Behalve een hoofdprogramma was er tijdens het pinksterweekend een zendingsprogramma en een jongerenprogramma. Ook de tieners en de kinderen konden vier dagen lang meedoen aan voor hen georganiseerde activiteiten. Sprekers waren onder meer ds. Ron van der Spoel, ds. Gijs Lammerts van Buren en ds. Hans Eschbach.
Zaterdagmiddag was er volgens het programmaboekje een ”pinksterparty”, op zondag hadden onder meer een sing-in en de viering van het Heilig Avondmaal plaats. Tijdens de sing-in waren er 40.000 mensen aanwezig op het terrein van Walibi World, waar de conferentie gehouden werd. Het thema van de pinksterconferentie was ”Geest en Vuur”.
In ”Heavens Door”, de tent waarin een groot deel van het jongerenprogramma draaide, sprak zaterdagmiddag prof. dr. Willem Ouweneel over ”leven door de Geest.” Hij legde aan de hand van vijf punten uit hoe God zich bekend maakt en antwoord geeft.
„Allereerst is dat door de Bijbel en dus door middel van de Heilige Geest. Stel, je staat voor een moeilijke keuze. Probeer eens te bedenken wat Hij zou zeggen als je jouw vraag aan Hem stelde? Om dat te kunnen weten, moet je Hem kennen. Je kent Hem door Zijn Woord te lezen. En hoe meer je Hem leert kennen, hoe beter je weet wat je moet doen.”
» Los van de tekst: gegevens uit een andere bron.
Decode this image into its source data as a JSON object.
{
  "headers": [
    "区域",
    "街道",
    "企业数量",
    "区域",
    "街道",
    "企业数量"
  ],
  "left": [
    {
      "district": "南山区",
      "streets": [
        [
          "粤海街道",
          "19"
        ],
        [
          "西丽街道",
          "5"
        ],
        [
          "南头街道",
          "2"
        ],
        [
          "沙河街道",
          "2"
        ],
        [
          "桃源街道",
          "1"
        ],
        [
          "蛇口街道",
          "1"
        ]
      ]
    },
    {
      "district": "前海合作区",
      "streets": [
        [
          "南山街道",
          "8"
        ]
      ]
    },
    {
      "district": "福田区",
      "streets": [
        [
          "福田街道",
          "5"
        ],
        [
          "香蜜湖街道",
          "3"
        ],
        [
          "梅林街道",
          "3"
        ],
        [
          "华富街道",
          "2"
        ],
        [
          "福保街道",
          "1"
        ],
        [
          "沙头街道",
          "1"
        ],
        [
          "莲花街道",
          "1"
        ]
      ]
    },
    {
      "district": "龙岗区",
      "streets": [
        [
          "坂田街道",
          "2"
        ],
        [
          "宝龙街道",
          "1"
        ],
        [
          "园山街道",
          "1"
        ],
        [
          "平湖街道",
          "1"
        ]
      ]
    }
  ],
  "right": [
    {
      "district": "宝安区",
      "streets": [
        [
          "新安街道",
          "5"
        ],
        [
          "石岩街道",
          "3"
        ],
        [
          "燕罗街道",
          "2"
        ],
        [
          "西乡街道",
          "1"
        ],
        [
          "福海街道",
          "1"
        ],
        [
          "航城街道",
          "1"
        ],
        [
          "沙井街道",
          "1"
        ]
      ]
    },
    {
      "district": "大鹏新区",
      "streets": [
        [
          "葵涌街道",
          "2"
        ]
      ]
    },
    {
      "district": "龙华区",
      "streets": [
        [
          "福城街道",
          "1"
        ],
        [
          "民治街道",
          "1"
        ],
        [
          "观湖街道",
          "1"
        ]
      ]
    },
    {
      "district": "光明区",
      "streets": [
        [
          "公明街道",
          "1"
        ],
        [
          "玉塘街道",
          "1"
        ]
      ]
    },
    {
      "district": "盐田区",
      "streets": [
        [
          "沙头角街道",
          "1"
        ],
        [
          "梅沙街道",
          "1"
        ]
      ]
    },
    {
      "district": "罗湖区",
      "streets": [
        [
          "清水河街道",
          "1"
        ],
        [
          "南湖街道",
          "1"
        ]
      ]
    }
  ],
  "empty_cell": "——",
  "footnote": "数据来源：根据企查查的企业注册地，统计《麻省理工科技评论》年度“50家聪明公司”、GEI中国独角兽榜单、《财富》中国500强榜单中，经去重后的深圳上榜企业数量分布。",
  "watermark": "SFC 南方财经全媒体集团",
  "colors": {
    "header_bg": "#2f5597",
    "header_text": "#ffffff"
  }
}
Naast de Bijbel is bidden een middel om Gods wil te leren kennen, zei prof. Ouweneel. „Bidden is een oefening in eerlijkheid. Een gebed is geen contract waaronder God zijn paraafje moet zetten. In een eerlijk gebed ben je bereid om jouw verlangen ondergeschikt te maken aan dat van God.”
Hij onderscheidde een natuurlijk en een geestelijk gebed. Een natuurlijk gebed is volgens hem een standaardgebed om bijvoorbeeld bewaring, gezondheid en zegen over het eten. Bidden in de geest is „vertrouwelijk bidden, op basis van wederkerigheid. We hebben toch een relatie met God?” Ouweneel vroeg de jongeren of ze er wel eens bij stil stonden dat we vaak alleen vragen wat we nodig hebben. „Bidden in de Geest is vragen: „Wat vindt U belangrijk? Waarvoor wilt U dat ik bidt?””
Ook profetie noemde hij een middel waardoor God spreekt. „Wees er niet bang voor, maar toets deze wel. Daar wil ik een dikke streep onder zetten. Ze mag je nooit leiden. Neem de profetie mee naar God, spreid deze voor Hem uit en vraag: „Is het van U of niet?” Niet een profeet leidt je leven.”